# Moving to thailand



## sebastianarthur81 (May 19, 2012)

Hi all, I am currently in Bangkok for business (only 2 weeks) at a time, the company and I are planning that I relocate here by the end of the 3rd qtr, I guess I am asking like minded expats - where is a good area to be bases/live I realise it's a broad as and depends on many factors, from what I can gather the Silom and Sathorn areas are maybe preferred for expat living?? My first post so I hope I got my point out, cheers.


----------



## stednick (Oct 16, 2011)

Sebastian: 

We operated a business based in Silom. Jewelry based, service business. I found the Silom/Sathorn area a desirable, business tuned location, plenty of good high end amenities, serviced apartments, banking, hotels, restaurants, shopping, access to tours and travel, etc. All in all, specific to our business, Silom was ideal, nothing was missing. The only drawback I found was the moderate distance and travel time to our Embassy. 
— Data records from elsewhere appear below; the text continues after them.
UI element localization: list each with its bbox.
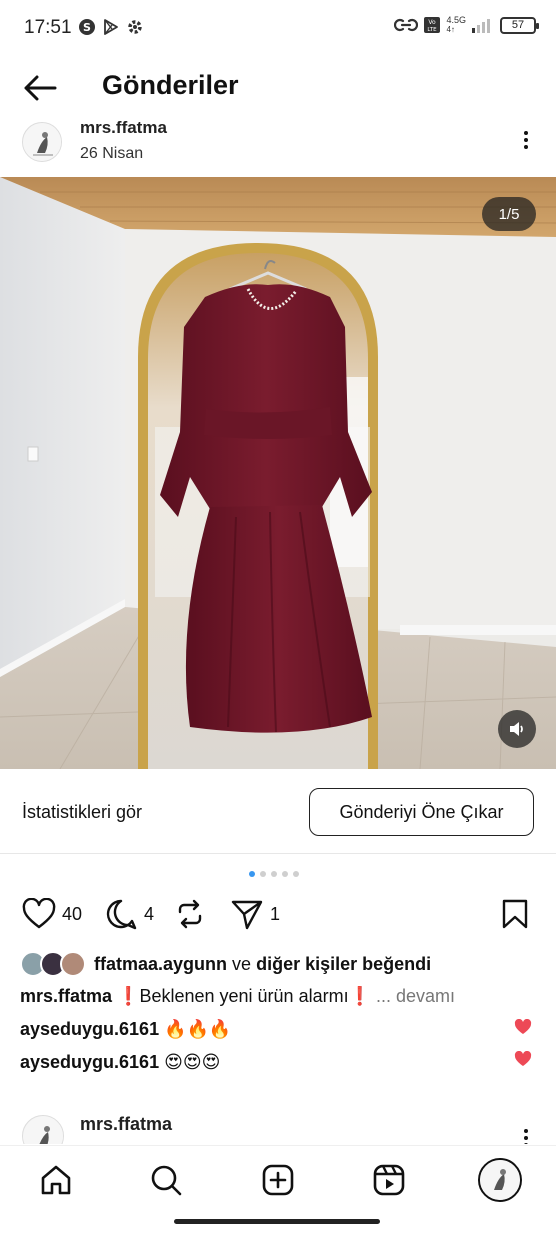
shares-count: 1 [270, 903, 281, 924]
more-options-button[interactable] [518, 128, 534, 156]
photo-counter: 1/5 [482, 197, 536, 231]
insights-row: İstatistikleri gör Gönderiyi Öne Çıkar [0, 770, 556, 854]
liked-by-others[interactable]: diğer kişiler beğendi [256, 954, 431, 974]
avatar-image [23, 1116, 63, 1144]
caption-more-link[interactable]: ... devamı [376, 986, 455, 1006]
next-post-header: mrs.ffatma [0, 1112, 556, 1144]
caption-text: ❗Beklenen yeni ürün alarmı❗ [117, 986, 371, 1006]
bookmark-icon [502, 899, 528, 929]
carousel-dot [282, 871, 288, 877]
back-button[interactable] [20, 70, 60, 106]
avatar[interactable] [22, 122, 62, 162]
nav-search[interactable] [146, 1160, 186, 1200]
signal-icon [472, 19, 490, 33]
repost-icon [178, 899, 202, 929]
view-insights-link[interactable]: İstatistikleri gör [22, 802, 142, 823]
carousel-indicator [249, 871, 299, 877]
status-bar: 17:51 S Vo LTE 4.5G 4↑ 57 [0, 0, 556, 56]
heart-icon [22, 898, 56, 929]
page-title: Gönderiler [102, 70, 239, 100]
comment-icon [106, 899, 137, 930]
comment-item: ayseduygu.6161 😍😍😍 [20, 1052, 220, 1073]
home-icon [41, 1165, 71, 1195]
liked-by-row[interactable]: ffatmaa.aygunn ve diğer kişiler beğendi [20, 950, 431, 978]
send-icon [231, 900, 263, 930]
liked-by-avatars [20, 951, 86, 977]
share-action[interactable]: 1 [230, 894, 280, 934]
post-caption: mrs.ffatma ❗Beklenen yeni ürün alarmı❗ .… [20, 986, 455, 1007]
avatar[interactable] [22, 1115, 64, 1144]
comment-heart-icon[interactable] [514, 1051, 532, 1067]
post-date: 26 Nisan [80, 145, 144, 162]
post-photo[interactable]: 1/5 [0, 177, 556, 769]
post-actions: 40 4 1 [0, 894, 556, 936]
like-action[interactable]: 40 [22, 894, 82, 934]
comment-username[interactable]: ayseduygu.6161 [20, 1019, 159, 1039]
search-icon [151, 1165, 182, 1196]
carousel-dot-active [249, 871, 255, 877]
dress-photo-image [0, 177, 556, 769]
comments-count: 4 [144, 903, 155, 924]
profile-avatar [480, 1160, 520, 1200]
next-post-username[interactable]: mrs.ffatma [80, 1114, 172, 1135]
comment-action[interactable]: 4 [104, 894, 154, 934]
volte-icon: VoLTE [424, 17, 441, 33]
nav-reels[interactable] [369, 1160, 409, 1200]
author-username[interactable]: mrs.ffatma [80, 120, 167, 138]
nav-home[interactable] [36, 1160, 76, 1200]
status-time: 17:51 [24, 17, 72, 38]
page-header: Gönderiler [0, 56, 556, 120]
comment-text: 😍😍😍 [164, 1052, 221, 1072]
svg-text:Vo: Vo [429, 19, 437, 26]
home-indicator[interactable] [174, 1219, 380, 1224]
svg-text:S: S [83, 21, 91, 34]
liked-by-connector: ve [232, 953, 252, 974]
battery-icon: 57 [500, 16, 539, 34]
next-post-more-button[interactable] [518, 1126, 534, 1144]
comment-heart-icon[interactable] [514, 1019, 532, 1035]
carousel-dot [260, 871, 266, 877]
save-action[interactable] [500, 894, 530, 934]
link-icon [394, 18, 419, 32]
arrow-left-icon [24, 75, 57, 101]
repost-action[interactable] [175, 894, 205, 934]
avatar-image [23, 123, 61, 161]
liker-avatar [60, 951, 86, 977]
comment-username[interactable]: ayseduygu.6161 [20, 1052, 159, 1072]
likes-count: 40 [62, 903, 83, 924]
comment-text: 🔥🔥🔥 [164, 1019, 232, 1039]
bottom-navigation [0, 1145, 556, 1215]
play-store-icon [104, 19, 118, 35]
carousel-dot [293, 871, 299, 877]
comment-item: ayseduygu.6161 🔥🔥🔥 [20, 1019, 231, 1040]
svg-text:LTE: LTE [428, 27, 438, 33]
liked-by-username[interactable]: ffatmaa.aygunn [94, 954, 227, 974]
liked-by-text: ffatmaa.aygunn ve diğer kişiler beğendi [94, 954, 431, 975]
nav-profile[interactable] [478, 1158, 522, 1202]
gear-icon [128, 20, 142, 34]
carousel-dot [271, 871, 277, 877]
s-circle-icon: S [79, 19, 95, 35]
network-type: 4.5G [446, 15, 466, 25]
sound-toggle-button[interactable] [498, 710, 536, 748]
speaker-icon [510, 722, 523, 736]
create-icon [262, 1164, 294, 1196]
reels-icon [373, 1164, 405, 1196]
caption-username[interactable]: mrs.ffatma [20, 986, 112, 1006]
boost-post-button[interactable]: Gönderiyi Öne Çıkar [309, 788, 534, 836]
nav-create[interactable] [258, 1160, 298, 1200]
post-author-row: mrs.ffatma 26 Nisan [0, 120, 556, 176]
Your primary concern must obviously be driven by your business plan and clientèle, existing and prospective. Pay attention to distance and travel times. On the basis of traffic and transit times it was/is very difficult to attend two meetings at different locations in Bangkok on the same day. 

Good Luck.


----------



## sebastianarthur81 (May 19, 2012)

Thanks very much for the reply mate, I shall keep this in mind


----------